The White House last week ordered agencies tighten security to prevent further Wikileaks-style attacks.

The structural changes issued within an executive order to safeguard classified information and networks from insider threats.

It followed a seven-month government review of policies and procedures surrounding the handling of classified information, prompted by the leak of classified US cables by whistleblower site Wikileaks.

The order stated that individual government agencies “bear the primary responsibility” for ensuring that classified information was safeguarded and shared appropriately.

Agencies that use classified networks must implement an insider threat detection and prevention program, designate a senior official to oversee information-sharing protections and perform self-assessments of compliance with standards.

Senior Defense and National Security Agency officials would be responsible for developing technical policies and standards to protect classified information within national security systems, and will also conduct assessments of agency compliance. 

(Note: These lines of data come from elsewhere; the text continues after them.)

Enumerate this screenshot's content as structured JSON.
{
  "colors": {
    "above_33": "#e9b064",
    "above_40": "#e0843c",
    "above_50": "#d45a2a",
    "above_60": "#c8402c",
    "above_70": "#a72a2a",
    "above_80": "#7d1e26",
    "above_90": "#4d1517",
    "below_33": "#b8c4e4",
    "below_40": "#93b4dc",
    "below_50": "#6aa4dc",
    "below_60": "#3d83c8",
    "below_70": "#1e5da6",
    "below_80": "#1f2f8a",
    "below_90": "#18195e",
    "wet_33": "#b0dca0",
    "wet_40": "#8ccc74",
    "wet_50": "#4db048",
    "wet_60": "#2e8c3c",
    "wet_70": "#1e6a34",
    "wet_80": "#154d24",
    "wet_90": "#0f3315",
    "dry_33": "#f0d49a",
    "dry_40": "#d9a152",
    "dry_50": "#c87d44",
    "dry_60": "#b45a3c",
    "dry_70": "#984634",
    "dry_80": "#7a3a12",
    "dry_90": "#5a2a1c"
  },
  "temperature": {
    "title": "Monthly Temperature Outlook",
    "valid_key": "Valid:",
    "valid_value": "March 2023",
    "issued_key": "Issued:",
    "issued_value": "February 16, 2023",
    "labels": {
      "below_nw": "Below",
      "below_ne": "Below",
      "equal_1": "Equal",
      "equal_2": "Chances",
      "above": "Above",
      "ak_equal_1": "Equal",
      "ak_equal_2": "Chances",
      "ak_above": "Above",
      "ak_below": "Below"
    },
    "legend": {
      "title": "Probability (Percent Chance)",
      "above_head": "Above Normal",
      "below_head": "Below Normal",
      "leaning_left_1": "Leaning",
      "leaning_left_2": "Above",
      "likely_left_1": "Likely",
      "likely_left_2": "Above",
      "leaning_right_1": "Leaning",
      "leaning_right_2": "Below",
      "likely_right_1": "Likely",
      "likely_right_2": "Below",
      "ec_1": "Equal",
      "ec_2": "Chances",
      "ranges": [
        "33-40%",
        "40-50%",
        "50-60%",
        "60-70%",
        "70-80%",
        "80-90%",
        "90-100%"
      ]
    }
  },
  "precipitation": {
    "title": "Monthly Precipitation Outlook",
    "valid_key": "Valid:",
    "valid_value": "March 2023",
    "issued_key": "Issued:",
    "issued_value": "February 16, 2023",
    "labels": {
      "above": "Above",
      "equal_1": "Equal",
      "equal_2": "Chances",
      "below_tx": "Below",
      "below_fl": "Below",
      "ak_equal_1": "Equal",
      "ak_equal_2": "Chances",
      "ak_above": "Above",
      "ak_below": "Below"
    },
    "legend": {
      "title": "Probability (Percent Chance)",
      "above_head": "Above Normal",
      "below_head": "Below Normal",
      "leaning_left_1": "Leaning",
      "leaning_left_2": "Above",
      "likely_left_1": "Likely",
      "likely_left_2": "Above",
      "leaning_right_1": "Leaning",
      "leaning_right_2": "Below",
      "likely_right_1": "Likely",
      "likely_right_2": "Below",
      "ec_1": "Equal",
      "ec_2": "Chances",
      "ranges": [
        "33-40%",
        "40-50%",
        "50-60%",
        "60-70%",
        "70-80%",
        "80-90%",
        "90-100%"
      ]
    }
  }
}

This month Wikileaks founder Julian Assange said governments would react to the cable leaks by becoming transparent or locking down.

In the latter instance, Assange said agencies would Balkanise and become less effective and unable to compete for skilled staff.

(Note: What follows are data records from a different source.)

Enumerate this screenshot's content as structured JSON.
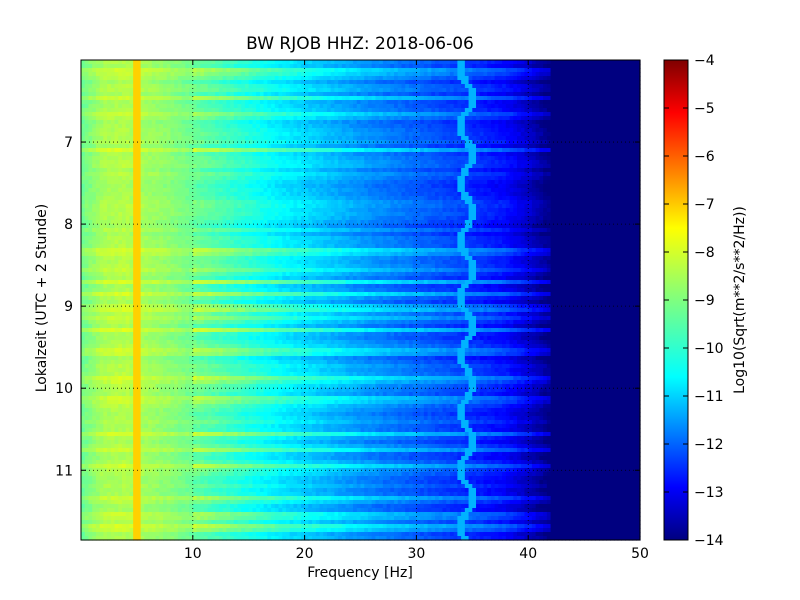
{
  "chart_data": {
    "type": "heatmap",
    "title": "BW RJOB HHZ: 2018-06-06",
    "xlabel": "Frequency [Hz]",
    "ylabel": "Lokalzeit (UTC + 2 Stunde)",
    "colorbar_label": "Log10(Sqrt(m**2/s**2/Hz))",
    "xlim": [
      0,
      50
    ],
    "ylim": [
      11.85,
      6.0
    ],
    "y_inverted": true,
    "x_ticks": [
      10,
      20,
      30,
      40,
      50
    ],
    "y_ticks": [
      7,
      8,
      9,
      10,
      11
    ],
    "x_tick_labels": [
      "10",
      "20",
      "30",
      "40",
      "50"
    ],
    "y_tick_labels": [
      "7",
      "8",
      "9",
      "10",
      "11"
    ],
    "colorbar_range": [
      -14,
      -4
    ],
    "colorbar_ticks": [
      -4,
      -5,
      -6,
      -7,
      -8,
      -9,
      -10,
      -11,
      -12,
      -13,
      -14
    ],
    "colorbar_tick_labels": [
      "−4",
      "−5",
      "−6",
      "−7",
      "−8",
      "−9",
      "−10",
      "−11",
      "−12",
      "−13",
      "−14"
    ],
    "colormap": "jet",
    "grid": true,
    "spectral_profile": {
      "freq_hz": [
        0,
        2,
        4,
        6,
        8,
        10,
        14,
        18,
        22,
        26,
        30,
        34,
        38,
        40,
        42,
        44,
        50
      ],
      "log10_amplitude": [
        -9.2,
        -8.6,
        -8.5,
        -8.7,
        -8.9,
        -9.2,
        -9.8,
        -10.4,
        -10.9,
        -11.4,
        -11.8,
        -12.2,
        -12.7,
        -13.3,
        -14,
        -14,
        -14
      ]
    },
    "features": [
      {
        "name": "narrowband line",
        "freq_hz": 5.0,
        "log10_amplitude": -7.3
      },
      {
        "name": "wandering tone",
        "freq_hz": 34.5,
        "log10_amplitude": -11.0
      }
    ],
    "broadband_events_hour": [
      6.15,
      6.45,
      6.65,
      7.1,
      8.35,
      8.55,
      8.7,
      8.85,
      9.0,
      9.05,
      9.15,
      9.3,
      9.55,
      9.9,
      10.15,
      10.55,
      10.75,
      10.95,
      11.35,
      11.55,
      11.7
    ]
  }
}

“This is one of the goals of Wikileaks,” Assange said.

But Securosis founder Rich Mogull said the executive order “appears to carefully balance the needs of continued information sharing with that of increased security”.

“The normal reaction is to return to pre-9-11 silos, but assuming agencies are following these orders, they will maintain cooperation while still addressing insider threats,” Mogull said

The Wikileaks exposures were essentially the result of one agency, the Department of Defense, leaking data shared by another agency, the Department of State, according to Mogull.

US agencies have recently strengthened security including systems to improve online identity management, access control, and bans on the use of removable media.

“These are tough problems, and implementation is everything, but on paper it's the right direction,” Mogull said.

The executive directive ordered the creation of a task force to develop a government-wide program to detect and prevent insider threats and reduce security vulnerabilities.

The Senior Information Sharing and Safeguarding Steering Committee would submit regular reports to document government successes and failures in protecting classified information.

A new office dubbed the Classified Information Sharing and Safeguarding Office would advise the steering committee and support the insider threat task force and other agencies.